Clement Tucker, husband of the victim
Gomes was transported to Jamaica Hospital, where she received treatment for a serious eye injury. She is now in stable condition but said she had a headache and had barely slept in a week since the attack. “Honestly, I can’t see anything on my right side. And it hurts,” he told ABC News.
He commented that the suspect mumbled gibberish about “Satan” in the moments leading up to the attack. “(He was) talking about the devil … talking a lot of nonsense,” Gomes said.
The victim’s husband is heartbroken and furious. “I saw the video, and it ripped my heart out,” Clement Tucker said. Gomes added that there were no police anywhere in the station. “Every day, there’s an incident in the Metro,” he said. “What happened to all these cops they said they would have to protect us? No one can be found. I don’t understand.”

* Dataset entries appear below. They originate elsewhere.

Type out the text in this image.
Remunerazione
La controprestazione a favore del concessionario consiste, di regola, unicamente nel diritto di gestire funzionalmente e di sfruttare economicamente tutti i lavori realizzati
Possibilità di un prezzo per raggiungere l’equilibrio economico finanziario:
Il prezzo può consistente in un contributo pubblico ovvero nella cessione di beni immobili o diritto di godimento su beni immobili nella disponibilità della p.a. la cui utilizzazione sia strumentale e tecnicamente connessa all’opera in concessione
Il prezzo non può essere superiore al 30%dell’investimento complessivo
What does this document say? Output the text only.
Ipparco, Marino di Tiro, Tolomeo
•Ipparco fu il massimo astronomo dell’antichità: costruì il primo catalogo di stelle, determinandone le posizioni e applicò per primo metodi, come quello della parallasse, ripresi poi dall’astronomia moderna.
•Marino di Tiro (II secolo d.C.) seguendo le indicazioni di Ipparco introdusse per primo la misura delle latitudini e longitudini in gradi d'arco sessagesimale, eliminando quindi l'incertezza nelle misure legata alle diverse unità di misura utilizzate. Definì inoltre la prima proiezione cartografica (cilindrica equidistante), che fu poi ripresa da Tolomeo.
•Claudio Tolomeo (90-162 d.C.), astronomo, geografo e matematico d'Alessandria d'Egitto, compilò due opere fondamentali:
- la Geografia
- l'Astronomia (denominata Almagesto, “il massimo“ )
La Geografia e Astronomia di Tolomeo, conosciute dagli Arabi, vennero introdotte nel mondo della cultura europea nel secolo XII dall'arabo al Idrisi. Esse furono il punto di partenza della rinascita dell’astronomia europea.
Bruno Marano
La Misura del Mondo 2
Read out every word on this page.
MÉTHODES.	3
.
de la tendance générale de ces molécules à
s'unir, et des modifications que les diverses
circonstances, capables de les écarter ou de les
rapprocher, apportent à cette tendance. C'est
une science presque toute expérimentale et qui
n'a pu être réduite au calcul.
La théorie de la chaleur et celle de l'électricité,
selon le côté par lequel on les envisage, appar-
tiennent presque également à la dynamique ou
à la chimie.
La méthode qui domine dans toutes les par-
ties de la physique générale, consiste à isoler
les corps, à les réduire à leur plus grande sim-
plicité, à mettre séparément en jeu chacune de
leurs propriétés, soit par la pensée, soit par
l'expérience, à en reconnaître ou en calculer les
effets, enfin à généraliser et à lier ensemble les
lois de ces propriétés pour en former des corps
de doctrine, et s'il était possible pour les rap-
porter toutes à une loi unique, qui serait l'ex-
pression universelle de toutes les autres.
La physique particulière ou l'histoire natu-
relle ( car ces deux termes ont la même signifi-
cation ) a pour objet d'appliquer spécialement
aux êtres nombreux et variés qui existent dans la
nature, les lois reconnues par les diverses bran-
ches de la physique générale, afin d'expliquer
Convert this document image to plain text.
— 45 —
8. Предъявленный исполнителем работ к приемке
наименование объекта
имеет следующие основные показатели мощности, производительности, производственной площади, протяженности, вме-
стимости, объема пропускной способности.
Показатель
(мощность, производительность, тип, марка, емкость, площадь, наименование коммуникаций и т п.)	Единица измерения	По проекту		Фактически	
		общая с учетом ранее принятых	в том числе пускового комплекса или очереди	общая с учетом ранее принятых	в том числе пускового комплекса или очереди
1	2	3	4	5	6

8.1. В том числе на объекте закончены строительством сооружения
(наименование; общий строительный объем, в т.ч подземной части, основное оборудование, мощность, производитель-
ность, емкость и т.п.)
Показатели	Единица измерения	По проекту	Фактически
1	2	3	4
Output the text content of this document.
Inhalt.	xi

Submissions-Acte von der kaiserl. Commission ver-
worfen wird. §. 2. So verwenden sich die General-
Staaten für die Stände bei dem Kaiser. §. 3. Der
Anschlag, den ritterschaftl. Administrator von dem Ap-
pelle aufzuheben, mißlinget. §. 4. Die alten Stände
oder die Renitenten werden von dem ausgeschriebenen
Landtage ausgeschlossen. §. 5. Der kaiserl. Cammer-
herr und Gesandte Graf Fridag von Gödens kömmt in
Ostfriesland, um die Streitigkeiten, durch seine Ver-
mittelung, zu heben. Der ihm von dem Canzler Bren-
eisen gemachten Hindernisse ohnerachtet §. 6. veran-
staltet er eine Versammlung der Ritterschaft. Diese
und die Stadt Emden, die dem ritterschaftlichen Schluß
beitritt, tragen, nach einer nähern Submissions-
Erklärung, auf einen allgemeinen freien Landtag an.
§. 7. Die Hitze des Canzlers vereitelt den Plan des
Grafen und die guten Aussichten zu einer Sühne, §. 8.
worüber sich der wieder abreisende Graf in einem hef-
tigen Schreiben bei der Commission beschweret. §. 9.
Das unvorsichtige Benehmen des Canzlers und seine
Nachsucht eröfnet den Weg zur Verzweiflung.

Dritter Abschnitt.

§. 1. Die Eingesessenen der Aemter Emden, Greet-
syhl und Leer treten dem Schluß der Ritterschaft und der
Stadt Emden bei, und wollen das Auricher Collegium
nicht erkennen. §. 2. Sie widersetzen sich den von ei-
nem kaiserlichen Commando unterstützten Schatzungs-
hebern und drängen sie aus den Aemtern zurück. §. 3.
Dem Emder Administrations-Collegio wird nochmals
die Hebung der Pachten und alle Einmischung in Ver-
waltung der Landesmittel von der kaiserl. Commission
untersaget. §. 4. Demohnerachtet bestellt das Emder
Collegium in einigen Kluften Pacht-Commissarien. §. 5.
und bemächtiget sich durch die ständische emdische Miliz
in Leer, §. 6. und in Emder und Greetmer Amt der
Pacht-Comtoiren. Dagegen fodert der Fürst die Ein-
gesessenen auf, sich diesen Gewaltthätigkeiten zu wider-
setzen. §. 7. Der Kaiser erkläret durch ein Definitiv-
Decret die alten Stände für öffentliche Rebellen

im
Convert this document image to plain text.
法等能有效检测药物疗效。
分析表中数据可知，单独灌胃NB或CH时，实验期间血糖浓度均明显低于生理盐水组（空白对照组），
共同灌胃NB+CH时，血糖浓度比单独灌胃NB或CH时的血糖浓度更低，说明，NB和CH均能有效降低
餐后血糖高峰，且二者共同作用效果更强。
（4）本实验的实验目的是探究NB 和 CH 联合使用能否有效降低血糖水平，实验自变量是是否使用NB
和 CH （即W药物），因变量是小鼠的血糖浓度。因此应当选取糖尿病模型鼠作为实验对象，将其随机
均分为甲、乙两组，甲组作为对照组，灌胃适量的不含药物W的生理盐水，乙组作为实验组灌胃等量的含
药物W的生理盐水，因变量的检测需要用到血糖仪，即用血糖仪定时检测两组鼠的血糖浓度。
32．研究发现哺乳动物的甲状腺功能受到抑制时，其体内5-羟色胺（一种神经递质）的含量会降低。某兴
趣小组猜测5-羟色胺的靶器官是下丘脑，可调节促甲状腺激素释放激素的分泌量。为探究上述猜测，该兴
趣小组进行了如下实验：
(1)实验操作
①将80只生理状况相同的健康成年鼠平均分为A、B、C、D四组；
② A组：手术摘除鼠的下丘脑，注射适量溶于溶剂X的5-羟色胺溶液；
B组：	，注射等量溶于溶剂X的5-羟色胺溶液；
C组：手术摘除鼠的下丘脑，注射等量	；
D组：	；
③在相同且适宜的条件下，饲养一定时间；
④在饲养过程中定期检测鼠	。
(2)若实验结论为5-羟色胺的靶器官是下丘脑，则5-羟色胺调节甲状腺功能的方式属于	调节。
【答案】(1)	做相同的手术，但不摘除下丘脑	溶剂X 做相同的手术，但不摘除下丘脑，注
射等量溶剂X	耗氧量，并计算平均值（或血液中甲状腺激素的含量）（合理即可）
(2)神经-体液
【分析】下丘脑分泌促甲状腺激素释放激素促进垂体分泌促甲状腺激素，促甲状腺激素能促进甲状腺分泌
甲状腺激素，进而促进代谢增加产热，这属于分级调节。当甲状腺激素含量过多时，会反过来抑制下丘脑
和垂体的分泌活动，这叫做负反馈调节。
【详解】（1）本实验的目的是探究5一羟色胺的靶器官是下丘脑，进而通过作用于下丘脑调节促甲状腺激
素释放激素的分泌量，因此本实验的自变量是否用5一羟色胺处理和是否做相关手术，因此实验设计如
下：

According to police sources, six years after killing his adoptive grandmother Foster was arrested for stabbing his 21-year-old sister with a screwdriver. Then, in 2010, he was arrested for attacking three workers at Creedmore Psychiatric Center, where he was an inpatient. At the time of the attack last week, he had more than two years left on parole until November 2024.
Mayor Eric Adams, whose election campaign focused on public safety, has implemented several measures to make the subway safer, including deploying more police officers at stations and in cars. But so far, insecurity is still on the rise. Last April, in particular, was one of the most violent months in the history of the New York City Subway since its founding in 1904.